English | Nederlands

21/07/1626, 14

14 De volledige RvS compareert en beklaagt zich onder aanvoering van alle in zijn eerdere brieven genoemde argumenten over de resolutie van de Staten van Holland inzake de monstering. De RvS voegt nog toe dat hem niet alleen het gezag over de monstering, de monstercommissarissen en de hoeveelheid krijgsvolk wordt ontnomen, maar ook de organisatie van de servitiën. De provincie wil namelijk niet alleen de servitiën van de Hollandse steden innen, maar ook die van steden waarin op Holland gerepartieerde troepen zijn gelegerd. De RvS verzoekt HHM dit punt te beschouwen als een zaak van gewicht en deze nieuwigheid te voorkomen.
Holland heeft tegengeworpen dat ook in andere provincies, met name Zeeland, de monstering niet aan de RvS is opgedragen. Vervolgens is gewezen op de verschillen die er zijn, met name op het feit dat Zeeland de monstering niet, zoals Holland beweert, "privative" maar "cumulative" behandelt. Aanbevolen wordt de RvS in de uitvoering van ambt en instructie alom te handhaven.

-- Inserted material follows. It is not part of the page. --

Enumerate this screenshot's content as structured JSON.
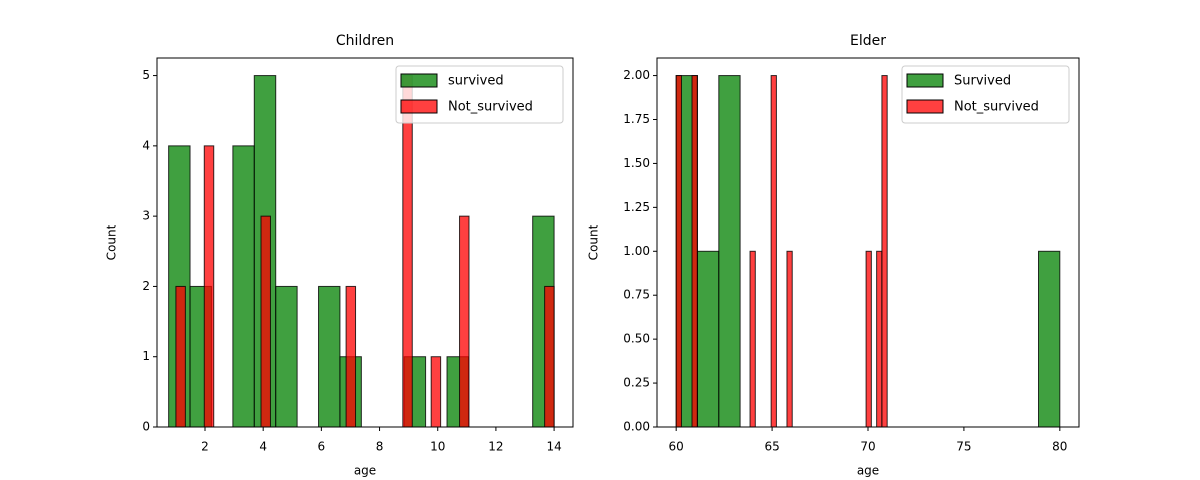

Ook heeft de RvS nogmaals uitvoerig de zaak van het appèl van de Hoge Krijgsraad bij de RvS aanhangig gemaakt. De RvS verwijst daarbij naar een twee jaar geleden ingeleverde deductie.
Op het eerste punt is de RvS gevraagd zijn nadere redenen schriftelijk weer te geven. Op het tweede punt zal raadpensionaris Duijck worden gehoord en zal de deductie worden opgezocht en bestudeerd.